Rafi-uddin Shikoh, director of Dubai-based start-up incubator Goodforce Labs, whose underlying “ethical” focus is based on the Islamic economy, told Salaam Gateway the merger culminating in a larger Shariah-compliant unit bodes well for a bigger focus on Islamic fintech.

However, he doesn’t see this happening any time soon.

“The merger will go through its basic process of optimising and realising operational efficiency,” said Shikoh, who is also founder and managing director of U.S.-headquartered Islamic economy consultancy DinarStandard.

Shariah-compliant Al Hilal Bank has already made a headstart in fintech, which bodes well for its prospects catering to start-ups and SMEs moving forward.

In November, the Shariah-compliant bank executed the world’s first sukuk transaction using blockchain.

It used the ledger technology to sell and settle in the secondary market a small portion of its $500 million five-year sukuk issued in September.

However, Islamic financing via sukuk and the capital markets is overwhelmingly reserved for large transactions and has been off-limits for start-ups and SMEs, although one initiative led by Blossom Finance is trying to change that.

Recognising this need to cater to small transactions, bigger banks in the UAE have addressed start-ups and SMEs in a different way.

According to Shikoh, Goodforce Labs has learned that “big banks need help to work more closely with entrepreneurs and make basic banking needs easier.”

“The DIFC (Dubai International Financial Centre) Fintech Hive is the foremost initiative and we have one Goodforce Lab member company that also participated [in it].  It's a programme supported by the big banks and there are also Islamic finance-related start-ups,” said Shikoh.

DIFC Fintech Hive runs accelerator programmes for start-ups that are given access to financial institutions, including Shariah-compliant banks Abu Dhabi Islamic Bank (ADIB), Emirates Islamic (EI) and Noor Bank.  

Compared to ADIB and EI, Al Hilal Bank by itself is a small player – in 2017 its assets stood at 44.8 billion dirhams.
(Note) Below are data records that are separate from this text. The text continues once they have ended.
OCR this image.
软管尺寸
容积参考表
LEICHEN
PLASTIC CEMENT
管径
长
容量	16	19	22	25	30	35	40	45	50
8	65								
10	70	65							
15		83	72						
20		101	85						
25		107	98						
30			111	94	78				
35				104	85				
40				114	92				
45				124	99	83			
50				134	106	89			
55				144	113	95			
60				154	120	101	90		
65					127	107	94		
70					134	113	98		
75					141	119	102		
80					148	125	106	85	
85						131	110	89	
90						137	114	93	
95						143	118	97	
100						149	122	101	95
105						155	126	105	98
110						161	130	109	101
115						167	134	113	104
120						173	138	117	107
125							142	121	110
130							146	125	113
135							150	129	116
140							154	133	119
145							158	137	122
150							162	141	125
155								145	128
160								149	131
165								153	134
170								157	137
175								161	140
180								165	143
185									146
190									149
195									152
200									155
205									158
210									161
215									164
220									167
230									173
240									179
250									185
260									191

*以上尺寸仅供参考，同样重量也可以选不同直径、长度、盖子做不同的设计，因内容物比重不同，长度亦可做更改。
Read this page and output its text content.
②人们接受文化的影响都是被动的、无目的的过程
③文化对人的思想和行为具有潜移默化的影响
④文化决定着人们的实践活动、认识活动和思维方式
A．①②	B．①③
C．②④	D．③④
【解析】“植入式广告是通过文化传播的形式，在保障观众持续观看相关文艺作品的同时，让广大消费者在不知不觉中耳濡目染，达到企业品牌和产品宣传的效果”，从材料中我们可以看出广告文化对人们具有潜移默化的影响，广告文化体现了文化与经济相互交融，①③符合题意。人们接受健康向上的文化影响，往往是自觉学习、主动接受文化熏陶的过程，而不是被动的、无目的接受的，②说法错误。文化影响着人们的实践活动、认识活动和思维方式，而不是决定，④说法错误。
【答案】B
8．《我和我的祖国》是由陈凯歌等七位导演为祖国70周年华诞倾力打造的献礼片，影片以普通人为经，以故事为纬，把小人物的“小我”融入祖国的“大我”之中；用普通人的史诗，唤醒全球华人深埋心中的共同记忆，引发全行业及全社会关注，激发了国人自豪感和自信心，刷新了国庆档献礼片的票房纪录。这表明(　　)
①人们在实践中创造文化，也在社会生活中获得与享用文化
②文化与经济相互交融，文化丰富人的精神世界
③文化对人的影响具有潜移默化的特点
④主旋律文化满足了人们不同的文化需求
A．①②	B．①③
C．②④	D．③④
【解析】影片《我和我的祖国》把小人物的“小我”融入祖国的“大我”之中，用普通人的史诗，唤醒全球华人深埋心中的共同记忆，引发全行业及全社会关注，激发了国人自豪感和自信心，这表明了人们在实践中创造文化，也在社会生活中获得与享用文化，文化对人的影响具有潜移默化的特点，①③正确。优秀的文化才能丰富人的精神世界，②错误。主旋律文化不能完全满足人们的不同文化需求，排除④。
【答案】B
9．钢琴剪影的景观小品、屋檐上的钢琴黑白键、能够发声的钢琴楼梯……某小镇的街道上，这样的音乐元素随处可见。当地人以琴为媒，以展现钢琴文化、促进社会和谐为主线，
To put this in perspective, UAE’s biggest standalone Shariah-compliant financial institution, Dubai Islamic Bank (DIB), reported assets of 223.7 billion dirhams for 2018.

Howladar believes the merger could help Al Hilal’s growth.

“Nowadays it is very expensive to run a bank, technology, compliance and regulatory costs are all climbing – Al Hilal Bank will have access to the middle and back office of the larger entity – this is definitely a positive for them,” he said.

Still, the bank would need to innovate if it wants to make an impact on the UAE Islamic banking market.

“Islamic banking in the UAE is well serviced with the likes of DIB and ADIB. It remains to be seen if they have anything new or innovative to offer customers in what is a very competitive and perhaps saturated market,” Howladar added.

ADIB, the UAE’s second largest standalone Islamic bank, last week said its digital banking platforms enabled it to attract over 60,000 new customers. Its customer base surpassed 1 million last year and the bank holds 125.2 billion dirhams in assets.

Shikoh believes there is still room for the new merged bank to compete in the Islamic banking sector.

“With a stronger balance sheet, supported by $114 billion in assets, the bank can make a smart strategic push into a broad range of Islamic banking products, including the $186 billion trade finance industry,” said Shikoh.